Entre la música, los carros alegóricos y figuras de globos con los colores del arcoiris, asociados al movimiento, también hubo espacio para la protesta en una marcha que partió desde el Ángel de la Independencia hasta el Zócalo. Uno de los reclamos más constantes fue el alto a los transfeminicidios.
Los nombres de quienes han sido asesinadas estuvieron presentes en pancartas que recordaron que, para muchas personas trans, caminar por las calles sigue siendo un acto de resistencia cotidiana. Uno de los más mencionados al compás de la batucada fue el de Viridiana Villegas.
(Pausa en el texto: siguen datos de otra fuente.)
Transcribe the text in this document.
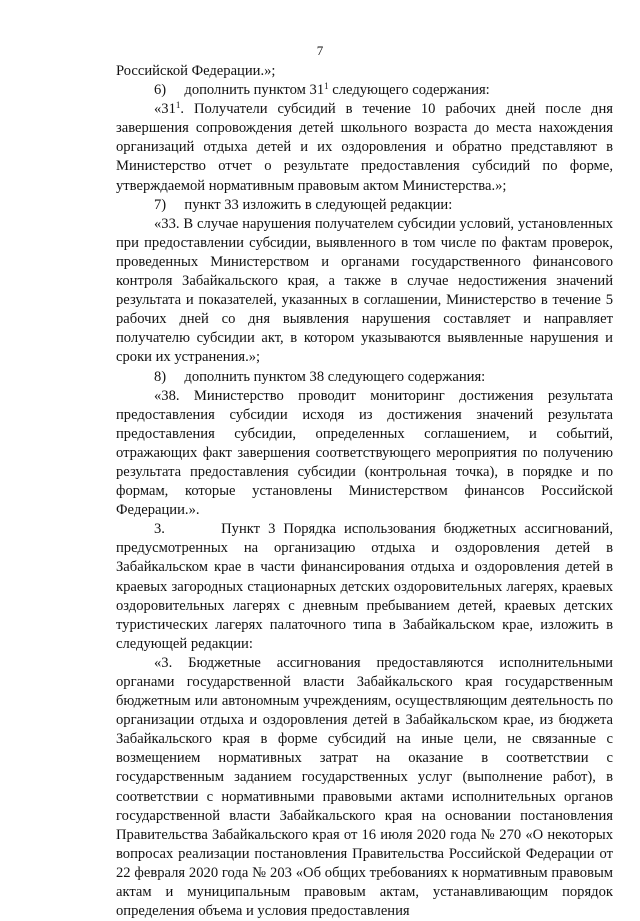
7

Российской Федерации.»;

6)     дополнить пунктом $31^1$ следующего содержания:

«$31^1$. Получатели субсидий в течение 10 рабочих дней после дня завершения сопровождения детей школьного возраста до места нахождения организаций отдыха детей и их оздоровления и обратно представляют в Министерство отчет о результате предоставления субсидий по форме, утверждаемой нормативным правовым актом Министерства.»;

7)     пункт 33 изложить в следующей редакции:

«33. В случае нарушения получателем субсидии условий, установленных при предоставлении субсидии, выявленного в том числе по фактам проверок, проведенных Министерством и органами государственного финансового контроля Забайкальского края, а также в случае недостижения значений результата и показателей, указанных в соглашении, Министерство в течение 5 рабочих дней со дня выявления нарушения составляет и направляет получателю субсидии акт, в котором указываются выявленные нарушения и сроки их устранения.»;

8)     дополнить пунктом 38 следующего содержания:

«38. Министерство проводит мониторинг достижения результата предоставления субсидии исходя из достижения значений результата предоставления субсидии, определенных соглашением, и событий, отражающих факт завершения соответствующего мероприятия по получению результата предоставления субсидии (контрольная точка), в порядке и по формам, которые установлены Министерством финансов Российской Федерации.».

3.       Пункт 3 Порядка использования бюджетных ассигнований, предусмотренных на организацию отдыха и оздоровления детей в Забайкальском крае в части финансирования отдыха и оздоровления детей в краевых загородных стационарных детских оздоровительных лагерях, краевых оздоровительных лагерях с дневным пребыванием детей, краевых детских туристических лагерях палаточного типа в Забайкальском крае, изложить в следующей редакции:

«3. Бюджетные ассигнования предоставляются исполнительными органами государственной власти Забайкальского края государственным бюджетным или автономным учреждениям, осуществляющим деятельность по организации отдыха и оздоровления детей в Забайкальском крае, из бюджета Забайкальского края в форме субсидий на иные цели, не связанные с возмещением нормативных затрат на оказание в соответствии с государственным заданием государственных услуг (выполнение работ), в соответствии с нормативными правовыми актами исполнительных органов государственной власти Забайкальского края на основании постановления Правительства Забайкальского края от 16 июля 2020 года № 270 «О некоторых вопросах реализации постановления Правительства Российской Федерации от 22 февраля 2020 года № 203 «Об общих требованиях к нормативным правовым актам и муниципальным правовым актам, устанавливающим порядок определения объема и условия предоставления
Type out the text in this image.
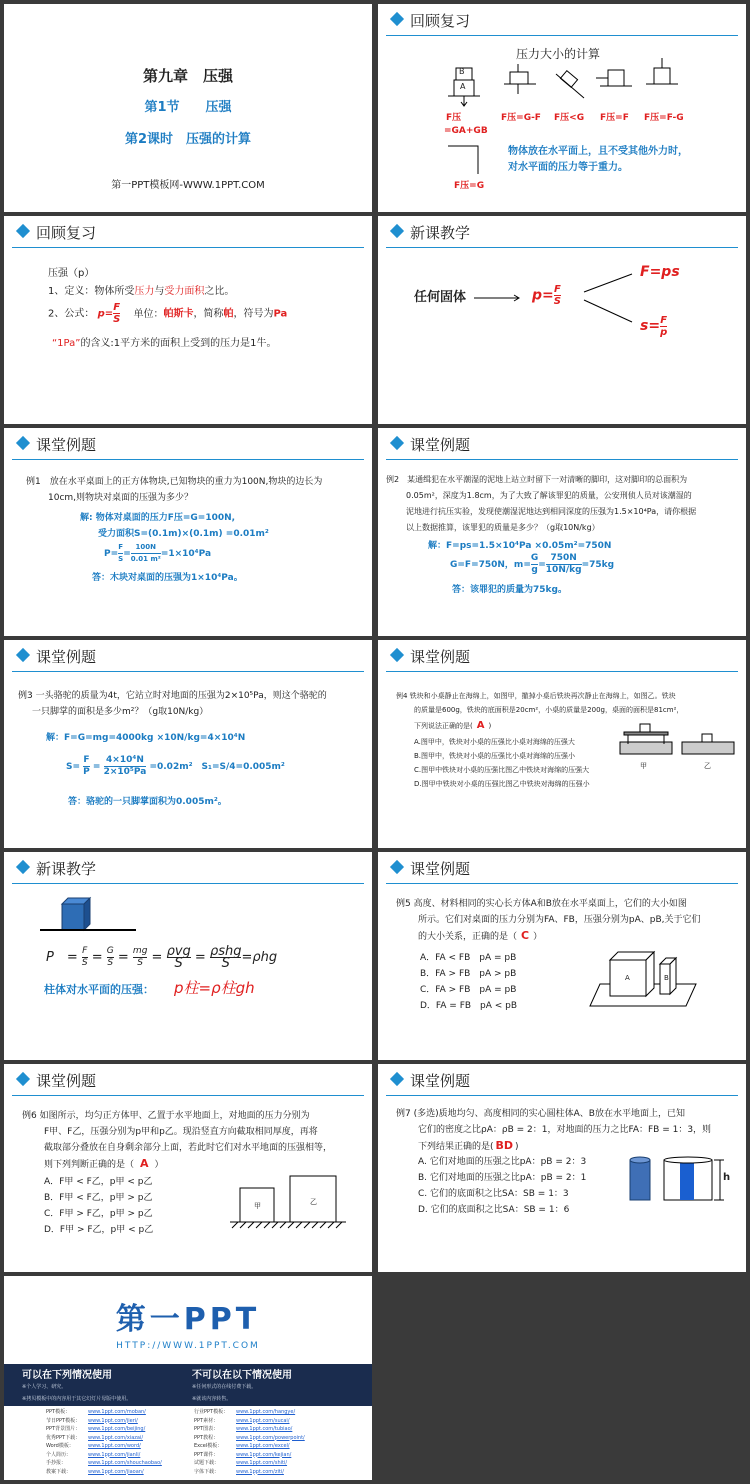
第九章　压强
第1节　　压强
第2课时　压强的计算
第一PPT模板网-WWW.1PPT.COM
回顾复习
压力大小的计算
B
A
F压
=GA+GB
F压=G-F F压<G F压=F F压=F-G
F压=G
物体放在水平面上，且不受其他外力时，
对水平面的压力等于重力。
回顾复习
压强（p）
1、定义：物体所受压力与受力面积之比。
2、公式： $p= \frac{F}{S}$ 单位：帕斯卡，简称帕，符号为Pa
“1Pa”的含义:1平方米的面积上受到的压力是1牛。
新课教学
任何固体	$p= \frac{F}{S}$
F=ps
$s= \frac{F}{p}$
课堂例题
例1　放在水平桌面上的正方体物块,已知物块的重力为100N,物块的边长为
10cm,则物块对桌面的压强为多少？
解: 物体对桌面的压力F压=G=100N,
受力面积S=(0.1m)×(0.1m) =0.01m²
$P= \frac{F}{S} = \frac{100N}{\text{0.01 m²}} =1\times 10^4Pa$
答：木块对桌面的压强为1×10⁴Pa。
课堂例题
例2　某通缉犯在水平潮湿的泥地上站立时留下一对清晰的脚印，这对脚印的总面积为
0.05m²，深度为1.8cm，为了大致了解该罪犯的质量，公安刑侦人员对该潮湿的
泥地进行抗压实验，发现使潮湿泥地达到相同深度的压强为1.5×10⁴Pa，请你根据
以上数据推算，该罪犯的质量是多少？（g取10N/kg）
解：F=ps=1.5×10⁴Pa ×0.05m²=750N
G=F=750N，$m= \frac{G}{g} = \frac{750N}{10N/kg} =75kg$
答：该罪犯的质量为75kg。
课堂例题
例3 一头骆驼的质量为4t，它站立时对地面的压强为2×10⁵Pa，则这个骆驼的
一只脚掌的面积是多少m²？（g取10N/kg）
解：F=G=mg=4000kg ×10N/kg=4×10⁴N
$S= \frac{F}{P} = \frac{\text{4×10⁴N}}{\text{2×10⁵Pa}} =0.02m^2$　 S₁=S/4=0.005m²
答：骆驼的一只脚掌面积为0.005m²。
课堂例题
例4 铁块和小桌静止在海绵上，如图甲，撤掉小桌后铁块再次静止在海绵上，如图乙。铁块
的质量是600g，铁块的底面积是20cm²，小桌的质量是200g，桌面的面积是81cm²，
下列说法正确的是( A )
A.图甲中，铁块对小桌的压强比小桌对海绵的压强大
B.图甲中，铁块对小桌的压强比小桌对海绵的压强小
C.图甲中铁块对小桌的压强比图乙中铁块对海绵的压强大
D.图甲中铁块对小桌的压强比图乙中铁块对海绵的压强小
甲	乙
新课教学
P　= $\frac{F}{S} = \frac{G}{S} = \frac{mg}{S} = \frac{\text{ρvg}}{S} = \frac{\text{ρshg}}{S} =\rho hg$
柱体对水平面的压强： p柱=ρ柱gh
课堂例题
例5 高度、材料相同的实心长方体A和B放在水平桌面上，它们的大小如图
所示。它们对桌面的压力分别为FA、FB，压强分别为pA、pB,关于它们
的大小关系，正确的是（ C ）
A．FA < FB　pA = pB
B．FA > FB　pA > pB
C．FA > FB　pA = pB
D．FA = FB　pA < pB
A	B
课堂例题
例6 如图所示，均匀正方体甲、乙置于水平地面上，对地面的压力分别为
F甲、F乙，压强分别为p甲和p乙。现沿竖直方向截取相同厚度，再将
截取部分叠放在自身剩余部分上面，若此时它们对水平地面的压强相等，
则下列判断正确的是（ A ）
A．F甲 < F乙，p甲 < p乙
B．F甲 < F乙，p甲 > p乙
C．F甲 > F乙，p甲 > p乙
D．F甲 > F乙，p甲 < p乙
甲	乙
课堂例题
例7 (多选)质地均匀、高度相同的实心圆柱体A、B放在水平地面上，已知
它们的密度之比ρA：ρB = 2：1，对地面的压力之比FA：FB = 1：3，则
下列结果正确的是( BD )
A. 它们对地面的压强之比pA：pB = 2：3
B. 它们对地面的压强之比pA：pB = 2：1
C. 它们的底面积之比SA：SB = 1：3
D. 它们的底面积之比SA：SB = 1：6
h
第一PPT
HTTP://WWW.1PPT.COM
可以在下列情况使用
※个人学习、研究。
※拷贝模板中的内容用于其它幻灯片母版中使用。
不可以在以下情况使用
※任何形式的在线付费下载。
※就该内容转售。
PPT模板：	www.1ppt.com/moban/
节日PPT模板： www.1ppt.com/jieri/
PPT背景图片： www.1ppt.com/beijing/
优秀PPT下载： www.1ppt.com/xiazai/
Word模板：	www.1ppt.com/word/
个人简历：	www.1ppt.com/jianli/
手抄报：	www.1ppt.com/shouchaobao/
教案下载：	www.1ppt.com/jiaoan/
行业PPT模板： www.1ppt.com/hangye/
PPT素材：	www.1ppt.com/sucai/
PPT图表：	www.1ppt.com/tubiao/
PPT教程：	www.1ppt.com/powerpoint/
Excel模板：	www.1ppt.com/excel/
PPT课件：	www.1ppt.com/kejian/
试题下载：	www.1ppt.com/shiti/
字体下载：	www.1ppt.com/ziti/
Su hermana Arantxa cuenta que durante más de dos años luchó para que la responsable del crimen fuese detenida y se hiciera justicia.
“Yo viví una pesadilla en el proceso legal de mi hermana, pidiendo justicia para ella, aquí en México, en el Estado de México, yo iba amenazada de muerte por el papá de quien asesinó a mi hermana y todos los días temo por mi vida, pero no me importó porque lo haría otra vez para pedir justicia por mi hermana y por todas la voces y chicas que ya no están, por eso marcho”.
La marcha concluye, pero la lucha sigue
Con la voz firme y un abanico multicolor en la mano, Karen Montemayor, una mujer trans alzó la mirada para recordar que la lucha no termina cuando concluye la marcha. Reclamó acceso a una vivienda digna, servicios de salud con trato respetuoso y empresas donde las personas trans puedan trabajar sin ser discriminadas
“Aquí en México necesitamos más apoyo en la cuestión de vivienda, de salud, de respeto en las empresas. Todos tenemos derechos y todas somos iguales, pero hay lugares donde somos discriminadas por nuestra forma de vestir, por nuestra forma de ser y desde mi punto de vista esto no debería existir aquí en México, ni en ningún país. Hace falta programas para el acceso a viviendas dignas. No es para nadie un secreto que en México el sector salud está horrible”.
También hubo un llamado a combatir el estigma que aún enfrentan las personas que viven con VIH. Representantes de organizaciones civiles denunciaron que la desinformación y la serofobia continúan alimentando la exclusión dentro de la comunidad LGBT. Así lo expuso Ángel Lugarde.
“En donde hay más VIH Fobia que es serofobia, pero para que la gente lo entienda es dentro de esta misma comunidad. Es decepcionante y triste porque yo trabajo con el tema del VIH y después me los encuentro y luego digo hay bueno, pero tú formas parte de la misma comunidad y no tienes nada de empatía. Por eso más empatía y menos odio. A mí no me dejaron entrar a un antro a regalar condones y visibilizar carteles, simplemente un antro gay”.
El Orgullo volvió a llenar las calles de color, pero también de reclamos. La igualdad, dijeron los asistentes, sólo será una realidad cuando nadie sea excluido por su identidad, su orientación sexual o por vivir con VIH.